The Harmonic scalpel, also known as an ultrasonic scalpel, uses ultrasonic energy, which is converted to mechanical energy at the active blade. Seen as the lower blade in Figure 41-10F, the active blade vibrates to deliver high-frequency ultrasonically generated frictional force, whereas the inactive upper arm holds tissues in apposition against the active blade. Alternatively, the active blade may be used alone. Either cutting or coagulating effects can be achieved, and a balance between these two is created by controlling several factors: power levels, tissue tension, blade sharpness, and application time. Higher power level, greater tissue tension, and a sharp blade will lead to cutting. Lower power, decreased tissue tension, and a blunt blade will create slower cutting and greater hemostasis. Limitations of the Harmonic scalpel include limited ability to coagulate vessels larger than 5 mm and the requirement for the surgeon to balance the factors listed above (Bubenik, 2005; Lamberton, 2008).
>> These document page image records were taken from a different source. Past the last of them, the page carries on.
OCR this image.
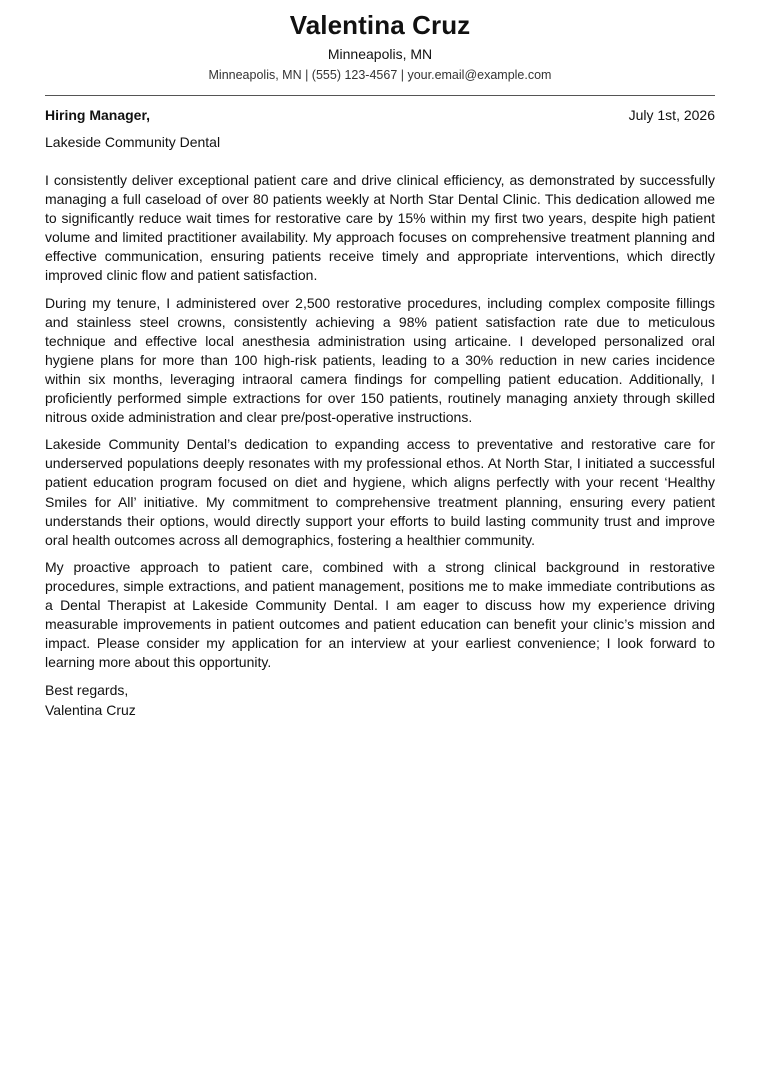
Valentina Cruz
Minneapolis, MN
Minneapolis, MN | (555) 123-4567 | your.email@example.com
Hiring Manager,	July 1st, 2026
Lakeside Community Dental

I consistently deliver exceptional patient care and drive clinical efficiency, as demonstrated by successfully managing a full caseload of over 80 patients weekly at North Star Dental Clinic. This dedication allowed me to significantly reduce wait times for restorative care by 15% within my first two years, despite high patient volume and limited practitioner availability. My approach focuses on comprehensive treatment planning and effective communication, ensuring patients receive timely and appropriate interventions, which directly improved clinic flow and patient satisfaction.

During my tenure, I administered over 2,500 restorative procedures, including complex composite fillings and stainless steel crowns, consistently achieving a 98% patient satisfaction rate due to meticulous technique and effective local anesthesia administration using articaine. I developed personalized oral hygiene plans for more than 100 high-risk patients, leading to a 30% reduction in new caries incidence within six months, leveraging intraoral camera findings for compelling patient education. Additionally, I proficiently performed simple extractions for over 150 patients, routinely managing anxiety through skilled nitrous oxide administration and clear pre/post-operative instructions.

Lakeside Community Dental’s dedication to expanding access to preventative and restorative care for underserved populations deeply resonates with my professional ethos. At North Star, I initiated a successful patient education program focused on diet and hygiene, which aligns perfectly with your recent ‘Healthy Smiles for All’ initiative. My commitment to comprehensive treatment planning, ensuring every patient understands their options, would directly support your efforts to build lasting community trust and improve oral health outcomes across all demographics, fostering a healthier community.

My proactive approach to patient care, combined with a strong clinical background in restorative procedures, simple extractions, and patient management, positions me to make immediate contributions as a Dental Therapist at Lakeside Community Dental. I am eager to discuss how my experience driving measurable improvements in patient outcomes and patient education can benefit your clinic’s mission and impact. Please consider my application for an interview at your earliest convenience; I look forward to learning more about this opportunity.

Best regards,
Valentina Cruz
Lasers were widely used in laparoscopy in the 1980 through 1990s and include the CO2, argon, KTP (potassium titanyl phosphate), the Nd-YAG (neodymium:yttrium-aluminum-garnet) lasers. These are generally used through an operative channel on the laparoscope or via a separate port. These lasers can cut, coagulate, and vaporize tissues and are employed for lysis of adhesions, tubal surgery, and endometriosis fulguration or resection. In the hands of skilled surgeons, lasers offer precision and control with minimal effect on surrounding tissue. Thus, a laser is able to work near or over sensitive structures such as bowel, bladder, ureters, and vessels. Disadvantages are its learning curve, expense, lack of portability, and smoke production.